大分昔、おそらく20年以上も前のことであるが、田口ランディ氏のエッセイに書かれていたことがいまだに尾を引いている。元の原文はどこにも見つからないが、彼女は「いい小説とは、それを読んだ後に、分からないという世界に放り出されるような小説だ」という趣旨のことを書いてあった。当時はなんて変なことを書くのだろうと思ったが、だんだんその通りのように思えるようになってきた。それが人間を描いたものであれば、人間がますますわからなくなる。しかしそれが不快さや混乱を招くようではいけない。それが強烈な好奇心を刺激するようなものでなくてはならないのだ。逆に人間とはこういうものだという結論をポンと出しておしまい、では何も余韻が残らず、読者にそこから先を考えさせてくれないだろう。
「事実は小説よりも奇なり」という。イギリスの詩人バイロンの言葉というが、小説にも事実に似たいい加減さやユルさが伴わないと、嘘っぽい作り物という印象を与えてしまうだろう。私は心についても宇宙についても、ゲノムについても、脳についてもとても惹かれているが、それらに共通していることは、少し調べていくとどんどん分からなくなっていくところだ。それが人を引き付けるのである。そしていい加減さや揺らぎも、それは自分の人生の先が見えないながらもその予測不能さがある種の楽しみとして体験できることで、そこに味わいが生まれる。そしてそのような意味でのいい加減さは生産性に向かって開かれているのだ。
このこととの関連で先ほどのサイコロふりの話に戻ると、良質のいい加減さはおそらく創造性に結びついていくと考えることが出来よう。

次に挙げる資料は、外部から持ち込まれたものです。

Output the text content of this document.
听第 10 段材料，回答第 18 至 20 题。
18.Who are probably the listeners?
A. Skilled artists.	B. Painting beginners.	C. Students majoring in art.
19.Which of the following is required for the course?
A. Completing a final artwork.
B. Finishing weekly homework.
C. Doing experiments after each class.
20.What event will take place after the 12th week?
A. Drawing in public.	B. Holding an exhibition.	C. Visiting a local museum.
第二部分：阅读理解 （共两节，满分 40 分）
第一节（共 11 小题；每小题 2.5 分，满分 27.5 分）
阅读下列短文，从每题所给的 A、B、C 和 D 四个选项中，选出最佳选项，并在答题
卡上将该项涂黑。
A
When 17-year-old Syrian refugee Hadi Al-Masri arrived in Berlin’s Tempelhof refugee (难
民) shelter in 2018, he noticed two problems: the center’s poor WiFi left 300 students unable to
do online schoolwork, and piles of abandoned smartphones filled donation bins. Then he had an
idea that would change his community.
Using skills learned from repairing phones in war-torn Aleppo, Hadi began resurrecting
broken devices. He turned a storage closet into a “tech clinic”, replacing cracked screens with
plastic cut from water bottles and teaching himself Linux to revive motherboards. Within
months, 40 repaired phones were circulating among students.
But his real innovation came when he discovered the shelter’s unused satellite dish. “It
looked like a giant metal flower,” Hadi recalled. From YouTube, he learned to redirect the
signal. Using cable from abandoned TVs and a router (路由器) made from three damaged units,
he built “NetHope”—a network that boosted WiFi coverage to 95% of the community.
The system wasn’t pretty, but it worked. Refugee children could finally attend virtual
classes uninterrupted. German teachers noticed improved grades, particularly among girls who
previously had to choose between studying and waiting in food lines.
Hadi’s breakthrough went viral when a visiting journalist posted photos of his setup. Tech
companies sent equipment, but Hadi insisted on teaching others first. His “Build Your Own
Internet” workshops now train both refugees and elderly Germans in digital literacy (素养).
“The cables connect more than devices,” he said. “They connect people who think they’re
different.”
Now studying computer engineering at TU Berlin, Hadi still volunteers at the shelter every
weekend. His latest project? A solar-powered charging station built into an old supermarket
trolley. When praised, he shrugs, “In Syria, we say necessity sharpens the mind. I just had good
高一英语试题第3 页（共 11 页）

というのも何かを決めようと意図しないときにふとおきる行動や、ふと頭に思い浮かべる表象は、それ自身が何らかの論理的、ないしは美的な価値を持っている可能性があるからだ。
私たちは~すべきだ、という義務感に駆られるばかりの人生を楽しむことはできないものである。それよりは多少の手抜きや不注意が許容される方が居心地がいい。もちろん~すべきだに耐えられる人たちもいる。しかしそれはある種の不安や恐怖に駆られて、それを逃れるために~すべきという人生を送ることになる。その場合は「~すべし」に従うことで安全が確保される。そのつらさと引き換えにある種の保証が与えられるからそれを行っていることになる。ただしそのような人生にはおそらく創造や探求や新奇さへの刺激は望めないであろう。とすればいい加減であることを楽しめるのは、ひとつの能力、才能とさえ言えるかもしれない。